During 2009, Europe remained the vendor’s most important market contributing 34 per cent of revenues, followed by North America with 31 per cent and Asia Pacific with 20 per cent. The rest of the world accounted for the remaining 15 per cent of revenues.

Mobinil’s 2009 net profit rises 3% to US$371.5 mn

Egyptian mobile operator Mobinil recorded a fourth quarter net profit of EGP 581 million (US$106 million), a growth of 5.4 per cent from the same quarter a year earlier. Revenues reached EGP 2.8 billion with EBITDA of EGP 1.32 billion.

Annual net profit for 2009 increased three per cent year-on-year to EGP 2.04 billion (US$371.5 million), while revenues grew eight per cent to EGP 10.81 billion. Full-year EBITDA reached EGP 5.122 million, an increase of nine per cent over 2008.

Subscriber numbers increased to 25.354 million by the end of December 2009, an addition of 5.24 million subscribers or growth of 26 per cent from a year earlier.

"The year 2009 was filled with intense challenges and adverse conditions driven by the global economic
crisis and aggressive competition," Mobinil Chairman Alex Shalaby said in the earnings statement. “I am really delighted to see the level of growth achieved given the tough conditions we operated under during the year.

The operator has been engaged in an ownership dispute between its two main shareholders, Egypt’s Orascom Telecom and France Telecom (FT). A detailed ruling is expected within the coming week, after an administrative court previously blocked the regulator’s decision for FT to purchase outstanding shares in the Egyptian Company for Mobile Services (ECMS), which operates under the Mobinil brand name.

Bharti Airtel awards NSN US$700 million expansion contract

India’s largest mobile operator, Bharti Airtel, has awarded Nokia Siemens Network a US$700 million network expansion contract. The vendor will expand and upgrade Airtel’s 2.5G network to increase network capacity by 50 per cent in eight telecommunications circles.

The GSM expansion will cover the circles of Mumbai, Maharashtra and Goa, Gujarat, Madhya Pradesh and Chattisgarh, Bihar and Jharkhand, Orissa, Kolkata and West Bengal, where Nokia Siemens Networks already provides equipment and managed services for the telco. With almost 60 percent of Airtel’s monthly customers coming from rural regions, this contract will enable it to further aggressively expand its footprint into rural India.

“This expansion will not only expand our networks deeper into the rural hinterland but will also allow us to deliver a rich end-user experience, and satisfy the increasing demand for top-quality services,” said Sanjay Kapoor, chief executive officer designate, Bharti Airtel.

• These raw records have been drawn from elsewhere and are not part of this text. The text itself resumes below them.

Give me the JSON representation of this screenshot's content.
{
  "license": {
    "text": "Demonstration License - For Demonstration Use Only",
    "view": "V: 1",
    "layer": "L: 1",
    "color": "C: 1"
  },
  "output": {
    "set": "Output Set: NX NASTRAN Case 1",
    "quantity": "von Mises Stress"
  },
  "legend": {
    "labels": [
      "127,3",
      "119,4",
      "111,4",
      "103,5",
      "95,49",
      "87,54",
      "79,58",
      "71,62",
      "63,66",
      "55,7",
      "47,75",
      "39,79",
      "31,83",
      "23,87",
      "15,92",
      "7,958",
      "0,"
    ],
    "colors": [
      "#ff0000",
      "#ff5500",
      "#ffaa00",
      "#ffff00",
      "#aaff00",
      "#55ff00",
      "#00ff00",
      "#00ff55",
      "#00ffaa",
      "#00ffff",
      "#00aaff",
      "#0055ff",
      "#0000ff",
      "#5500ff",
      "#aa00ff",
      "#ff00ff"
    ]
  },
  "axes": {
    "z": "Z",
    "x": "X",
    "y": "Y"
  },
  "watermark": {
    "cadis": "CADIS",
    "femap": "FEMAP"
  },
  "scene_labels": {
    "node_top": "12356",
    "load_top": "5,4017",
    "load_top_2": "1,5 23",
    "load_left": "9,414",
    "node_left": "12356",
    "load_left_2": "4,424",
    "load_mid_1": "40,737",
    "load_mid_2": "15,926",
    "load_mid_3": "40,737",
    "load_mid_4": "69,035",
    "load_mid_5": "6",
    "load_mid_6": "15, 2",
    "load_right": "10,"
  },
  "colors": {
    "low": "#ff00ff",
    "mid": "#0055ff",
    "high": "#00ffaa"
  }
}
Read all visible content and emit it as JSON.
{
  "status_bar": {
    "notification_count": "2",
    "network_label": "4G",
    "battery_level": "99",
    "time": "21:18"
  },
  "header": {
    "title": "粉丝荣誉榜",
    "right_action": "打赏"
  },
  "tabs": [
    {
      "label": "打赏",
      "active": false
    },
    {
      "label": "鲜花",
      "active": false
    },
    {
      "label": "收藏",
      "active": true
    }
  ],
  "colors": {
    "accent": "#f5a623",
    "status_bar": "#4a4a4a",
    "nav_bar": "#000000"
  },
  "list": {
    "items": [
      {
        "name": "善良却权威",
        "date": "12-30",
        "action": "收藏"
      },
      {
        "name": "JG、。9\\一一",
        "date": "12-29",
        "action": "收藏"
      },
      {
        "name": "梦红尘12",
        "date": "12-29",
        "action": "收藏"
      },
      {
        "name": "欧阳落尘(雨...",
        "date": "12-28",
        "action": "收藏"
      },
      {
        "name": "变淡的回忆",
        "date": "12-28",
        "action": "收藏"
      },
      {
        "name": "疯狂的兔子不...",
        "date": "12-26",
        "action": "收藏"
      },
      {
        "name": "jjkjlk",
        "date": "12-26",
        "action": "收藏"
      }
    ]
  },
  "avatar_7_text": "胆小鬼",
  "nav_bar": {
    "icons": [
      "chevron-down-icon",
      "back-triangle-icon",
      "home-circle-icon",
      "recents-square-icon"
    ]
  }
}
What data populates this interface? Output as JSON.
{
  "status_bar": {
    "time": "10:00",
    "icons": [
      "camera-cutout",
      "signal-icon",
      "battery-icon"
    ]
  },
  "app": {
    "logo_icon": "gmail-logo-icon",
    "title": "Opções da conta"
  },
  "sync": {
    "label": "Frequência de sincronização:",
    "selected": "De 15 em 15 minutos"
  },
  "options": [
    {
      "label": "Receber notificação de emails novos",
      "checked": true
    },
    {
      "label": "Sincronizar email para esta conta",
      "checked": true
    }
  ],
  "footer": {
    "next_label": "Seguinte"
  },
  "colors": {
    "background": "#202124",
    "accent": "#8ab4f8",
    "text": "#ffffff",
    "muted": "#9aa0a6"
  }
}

NSN’S contract includes network planning, implementation and project management, handling of local logistics and materials, as well as system integration for the base station sites. In addition, the company will ensure that the operator’s core and transport network is 3G-ready in order to reduce time to market and enable the fast rollout of 3G services at a later date.

Bharti Airtel Limited, a group company of Bharti Enterprises, is among Asia’s leading integrated telecom services providers with operations in India and Sri Lanka, and in January it gained the approval to acquire 70 per cent of Warid Bangladesh. In South Asia, the company had an aggregate of over 125.3 million customers as of end-December 2009, including 120.23 million mobile customers.

South African operators challenge regulator over interconnection

MTN Group, Vodacom and Cell C all intend to reduce interconnection rates across the board on March 1, whether the country’s telecoms regulator approves the proposal or not.

Cell C’s had of regulatory affairs Nadia Bulbulia told South African TV the mobile companies plan to resubmit a proposal to the Independent Communications Authority of South Africa this week (ICASA). ICASA rebuffed the operators’ original plan.

Under the suggested scheme, the three operators will reduce peak rates charged to connect phone calls between networks from 1.25 rand to 89 cents (US$0.11). Off-peak rates would remain at 77 cents.